It's interesting, in the wake of Jim Calhoun's sudden decision to retire as UConn's long time men's basketball coach, to remember what almost was ...
It was 1986 when Calhoun's predecessor Dom Perno resigned after four consecutive losing seasons.
UConn administrators launched a regional search for a replacement. The final two candidates were Calhoun and Mitch Buonaguro, who is now entering his third season as Siena's head coach.
The knee jerk reaction is to say that UConn made the right choice. Buonaguro has never been a head coach above the mid-major level, got fired from his first job as head man at Fairfield in 1991 after six seasons there and didn't get another chance until Siena promoted him prior to the 2010-11 seasons after he served as Fran McCaffery's lead assistant with the Saints the previous five seasons.
Back in 1986, though, UConn's choice wasn't a clear one.

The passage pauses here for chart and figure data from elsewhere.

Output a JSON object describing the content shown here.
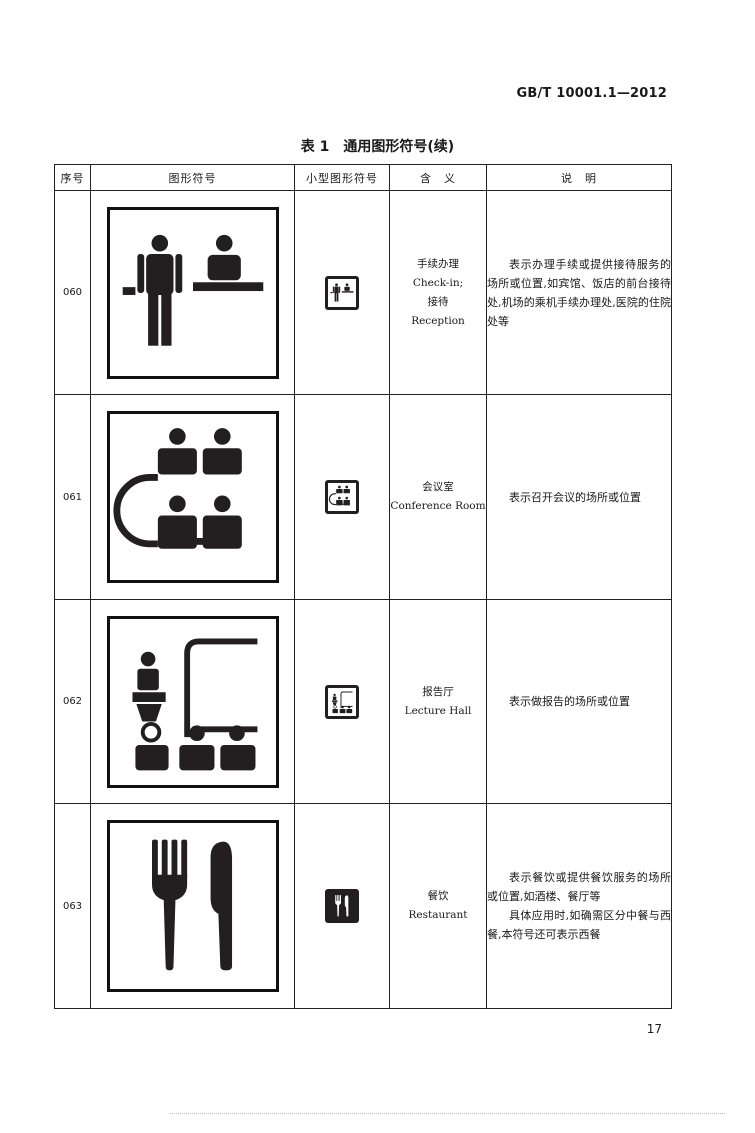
{
  "header": {
    "standard_number": "GB/T 10001.1—2012"
  },
  "table": {
    "title_number": "表 1",
    "title": "通用图形符号(续)",
    "columns": [
      "序号",
      "图形符号",
      "小型图形符号",
      "含　义",
      "说　明"
    ],
    "rows": [
      {
        "no": "060",
        "symbol_icon": "check-in-reception-icon",
        "meaning_lines": [
          "手续办理",
          "Check-in;",
          "接待",
          "Reception"
        ],
        "description_lines": [
          "表示办理手续或提供接待服务的场所或位置,如宾馆、饭店的前台接待处,机场的乘机手续办理处,医院的住院处等"
        ]
      },
      {
        "no": "061",
        "symbol_icon": "conference-room-icon",
        "meaning_lines": [
          "会议室",
          "Conference Room"
        ],
        "description_lines": [
          "表示召开会议的场所或位置"
        ]
      },
      {
        "no": "062",
        "symbol_icon": "lecture-hall-icon",
        "meaning_lines": [
          "报告厅",
          "Lecture Hall"
        ],
        "description_lines": [
          "表示做报告的场所或位置"
        ]
      },
      {
        "no": "063",
        "symbol_icon": "restaurant-icon",
        "meaning_lines": [
          "餐饮",
          "Restaurant"
        ],
        "description_lines": [
          "表示餐饮或提供餐饮服务的场所或位置,如酒楼、餐厅等",
          "具体应用时,如确需区分中餐与西餐,本符号还可表示西餐"
        ]
      }
    ]
  },
  "footer": {
    "page_number": "17"
  },
  "colors": {
    "symbol": "#231f20",
    "border": "#222222"
  }
}
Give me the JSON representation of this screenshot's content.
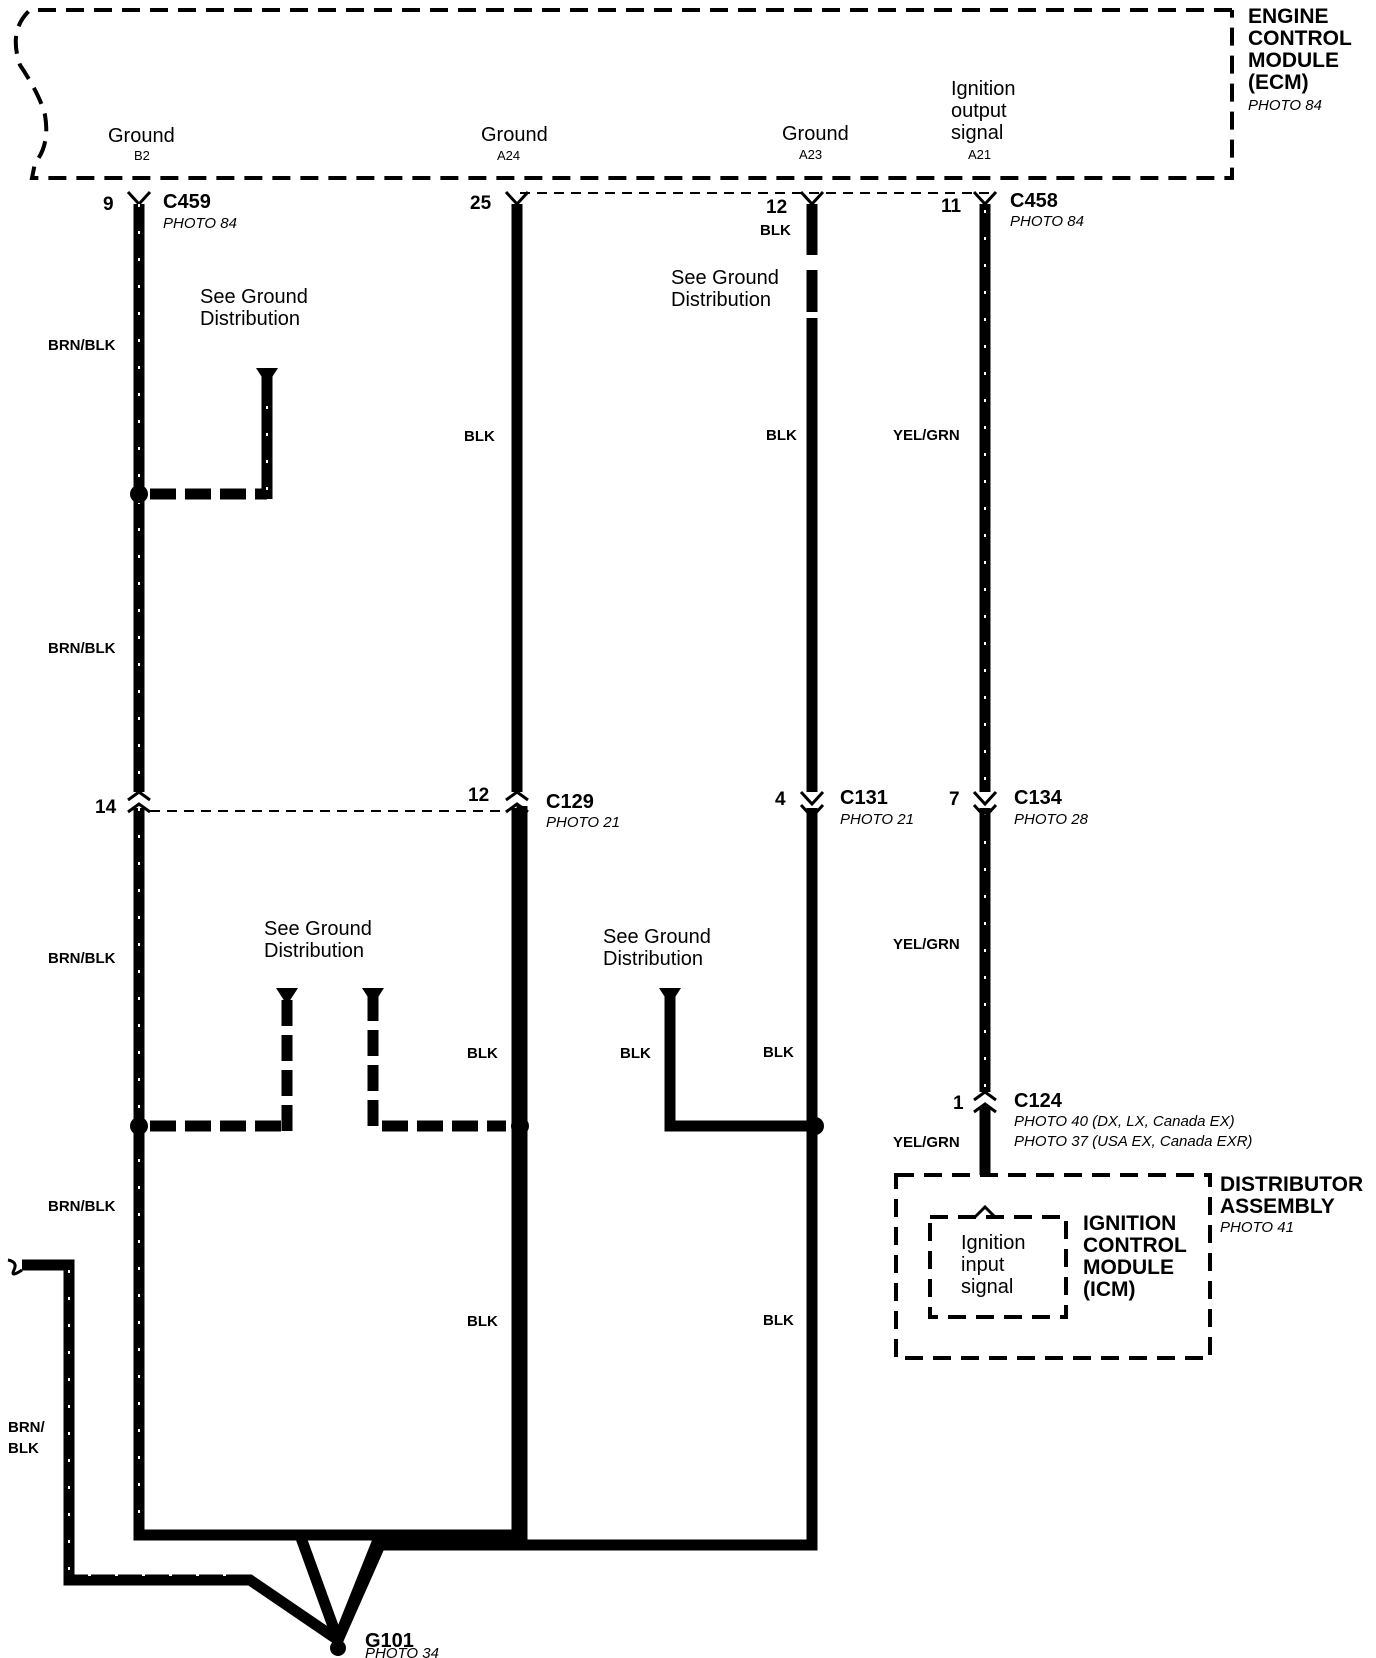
{
  "ecm": {
    "title_lines": [
      "ENGINE",
      "CONTROL",
      "MODULE",
      "(ECM)"
    ],
    "photo": "PHOTO 84",
    "terminals": [
      {
        "label": "Ground",
        "pin": "B2"
      },
      {
        "label": "Ground",
        "pin": "A24"
      },
      {
        "label": "Ground",
        "pin": "A23"
      },
      {
        "label_lines": [
          "Ignition",
          "output",
          "signal"
        ],
        "pin": "A21"
      }
    ]
  },
  "connectors": {
    "c459": {
      "name": "C459",
      "photo": "PHOTO 84",
      "pin_top": "9"
    },
    "c458": {
      "name": "C458",
      "photo": "PHOTO 84",
      "pin_top": "11"
    },
    "c129": {
      "name": "C129",
      "photo": "PHOTO 21",
      "pins": [
        "14",
        "12"
      ]
    },
    "c131": {
      "name": "C131",
      "photo": "PHOTO 21",
      "pin": "4"
    },
    "c134": {
      "name": "C134",
      "photo": "PHOTO 28",
      "pin": "7"
    },
    "c124": {
      "name": "C124",
      "pin": "1",
      "photos": [
        "PHOTO 40 (DX, LX, Canada EX)",
        "PHOTO 37 (USA EX, Canada EXR)"
      ]
    }
  },
  "pins_top": {
    "a24": "25",
    "a23": "12"
  },
  "wire_colors": {
    "brn_blk": "BRN/BLK",
    "blk": "BLK",
    "yel_grn": "YEL/GRN",
    "brn_slash": "BRN/",
    "blk_line2": "BLK"
  },
  "ground_distribution": {
    "line1": "See Ground",
    "line2": "Distribution"
  },
  "distributor": {
    "title_lines": [
      "DISTRIBUTOR",
      "ASSEMBLY"
    ],
    "photo": "PHOTO 41"
  },
  "icm": {
    "title_lines": [
      "IGNITION",
      "CONTROL",
      "MODULE",
      "(ICM)"
    ],
    "input_lines": [
      "Ignition",
      "input",
      "signal"
    ]
  },
  "ground": {
    "name": "G101",
    "photo": "PHOTO 34"
  },
  "colors": {
    "ink": "#000000",
    "paper": "#ffffff"
  }
}
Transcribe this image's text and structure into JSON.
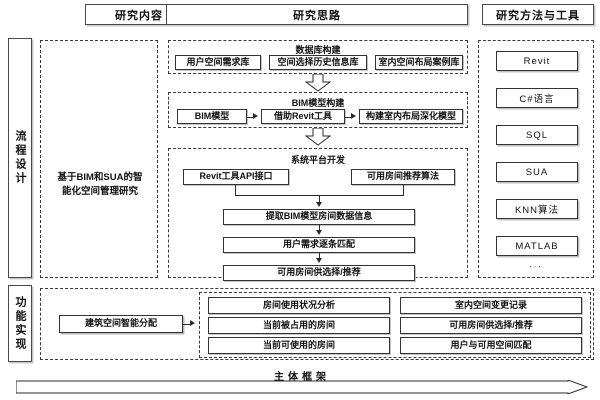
{
  "headers": [
    {
      "label": "研究内容"
    },
    {
      "label": "研究思路"
    },
    {
      "label": "研究方法与工具"
    }
  ],
  "side_labels": [
    {
      "label": "流程设计"
    },
    {
      "label": "功能实现"
    }
  ],
  "research_content": {
    "title": "基于BIM和SUA的智",
    "title_line2": "能化空间管理研究"
  },
  "process": {
    "database": {
      "caption": "数据库构建",
      "items": [
        {
          "label": "用户空间需求库"
        },
        {
          "label": "空间选择历史信息库"
        },
        {
          "label": "室内空间布局案例库"
        }
      ]
    },
    "bim_model": {
      "caption": "BIM模型构建",
      "items": [
        {
          "label": "BIM模型"
        },
        {
          "label": "借助Revit工具"
        },
        {
          "label": "构建室内布局深化模型"
        }
      ]
    },
    "platform": {
      "caption": "系统平台开发",
      "top_items": [
        {
          "label": "Revit工具API接口"
        },
        {
          "label": "可用房间推荐算法"
        }
      ],
      "steps": [
        {
          "label": "提取BIM模型房间数据信息"
        },
        {
          "label": "用户需求逐条匹配"
        },
        {
          "label": "可用房间供选择/推荐"
        }
      ]
    }
  },
  "tools": {
    "items": [
      {
        "label": "Revit"
      },
      {
        "label": "C#语言"
      },
      {
        "label": "SQL"
      },
      {
        "label": "SUA"
      },
      {
        "label": "KNN算法"
      },
      {
        "label": "MATLAB"
      }
    ],
    "more": "..."
  },
  "function_section": {
    "source": {
      "label": "建筑空间智能分配"
    },
    "left_column": [
      {
        "label": "房间使用状况分析"
      },
      {
        "label": "当前被占用的房间"
      },
      {
        "label": "当前可使用的房间"
      }
    ],
    "right_column": [
      {
        "label": "室内空间变更记录"
      },
      {
        "label": "可用房间供选择/推荐"
      },
      {
        "label": "用户与可用空间匹配"
      }
    ]
  },
  "footer": {
    "label": "主体框架"
  },
  "colors": {
    "line": "#2b2b2b",
    "border": "#333333",
    "dashed": "#3a3a3a",
    "shadow": "#bfbfbf",
    "background": "#ffffff"
  }
}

Buonaguro was one year removed from being part of an NCAA championship-winning staff, Rollie Massimino's lead assistant for the 1984-85 Villanova team that pulled off one of the sport's biggest upsets, a victory over the Patrick Ewing-led Georgetown team in the title contest.
Buonaguro had prepared the game-winning scouting report.
Shortly thereafter Fairfield hired Buonaguro and, in his first season there, he directed the Stags to a 24-7 record and its first appearance in the NCAA tournament.
And, then, UConn was interested.
Buonaguro was 32 years old at the time.
Calhoun was 44 and had never coached above the mid-major level in any capacity. He was a high school coach until moving to Northeastern. That school had a vacancy for a head coach in 1972, but failed to attract at least a half dozen of its primary candidates before settling on Calhoun, who had been 18-0 at nearby Dedham (Mass.) H.S. the previous season.
Calhoun directed Northeastern to a 19-7 record his first season there (1972-73), but the program reverted to mediocrity (75-75) over its next six seasons.
And, then, Calhoun turned things around, bringing in future NBA player Perry Moss, among others and, later, the late Reggie Lewis. Over his last seven seasons Northeastern became the powerhouse of the old North American Conference (which then included current MAAC members Siena, Canisius and Niagara) and ran up a 154-55 record and five trips to the NCAA tournament.
It was enough to attract UConn, which gave the position to the older, more-experienced Calhoun over Buonaguro.
Buonaguro then took his second Fairfield team to the NCAA tournament, despite a 12-15 regular-season record (it won the league's post-season tournament). In his next four years, though, Fairfield had a 33-80 record and Buonaguro was relieved of duties.
He had a successful run as an assistant coach for the next five seasons at Texas A & M, for seven seasons after that at Cleveland State (reunited with Massimino) and, then, moved to UNC Greensboro to coach under McCaffery, who he followed to Siena in 2005.
Siena gave him another chance to be a head coach, but his first team had graduated its core of talent and finished 13-18. Last season, a rash of injuries and two key ineligibilities left Buonaguro with, basically, a six-man playing group. The Saints were a very respectable 14-17.
This season, Siena is poised to finish among the leaders in the MAAC.
But, UConn made the right choice back then. It picked a coach who not only vitalized a program, but took it to three NCAA championships during his time there.